В течении всего дня меня мучил вопрос; что это было?.. С чем связанно моё беспокойство, с какими обстоятельствами или событием?.. При том, что по ощущениям, этот мимолётный аромат был сопряжён с чем-то волнующе приятным… Но с чем?..
Замершее, на краткий срок, время потекло дальше; повседневность в своих заботах, страстях и прегрешениях, привычно занимала сознание,.. но периодически, нет-да-нет, всплывал в сознании тот миг, тот мимолётный, будоражащий память и смущающий душу запах чего-то желанного,.. но чего!?.
И вот, как это нередко бывает,.. ночью, я проснулся как от толчка,.. потому, что вспомнил… Боже!.. Я вспомнил!..

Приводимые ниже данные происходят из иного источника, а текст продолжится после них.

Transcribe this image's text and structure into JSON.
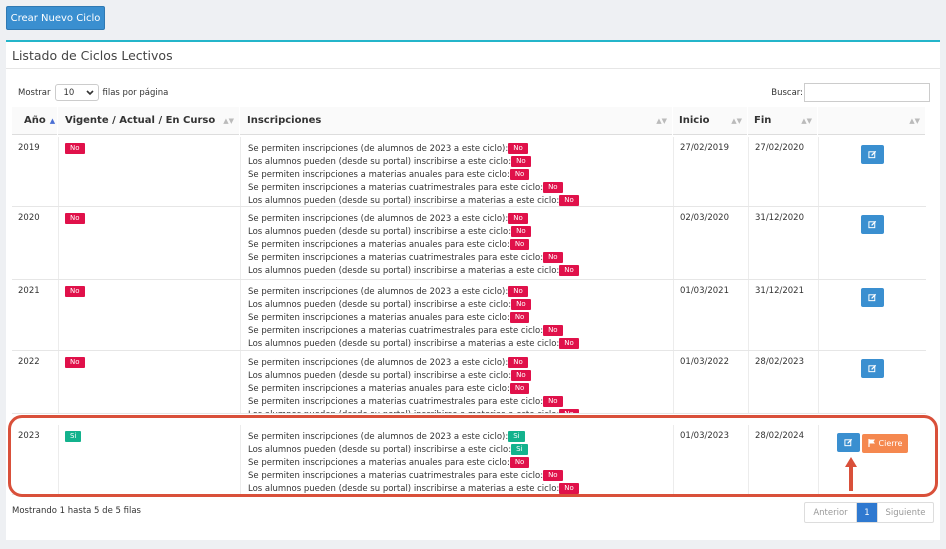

… Ранее, послевоенное детство,.. детский садик в Кирпичном переулке, и её… Она была нашей воспитательницей, я даже вспомнил её имя – Любовь Михайловна. Имя второй воспитательницы, вспомнить не могу, помню, улыбчивую старушку, ласковую и заботливую,.. но Любовь Михайловна,.. это Любовь Михайловна,.. Она была моложе моей мамы, я это понял, от того, что мама называла её просто Любочка… Я боготворил Любовь Михайловну, ради неё я был готов на всё, даже согласился бы проглотить вторую ложку омерзительного рыбьего жира, которым нас почивали каждое детсадовское утро с кусочком солёного огурца в вдогонку. Я торопился по утрам в детский сад, предвкушая встречу с Любовью Михайловной, даже когда у меня перед глазами вращались красные круги, а на лбу лежала влажная салфетка, сбивая жар высокой температуры, я проваливался в липкий сон, потом выныривал из него, мне мерещилось лицо Любови Михайловны, и я умиротворённо засыпал опять…
… Она меня гладила по стриженной наголо головке,.. она и других гладила, но меня с особенной нежностью, я был в этом убеждён… У нас с ней была тайна,.. тайна нашей взаимной нежности, о ней, кроме нас двоих, никто не знал, и мы никого в эту тайну не посвящали…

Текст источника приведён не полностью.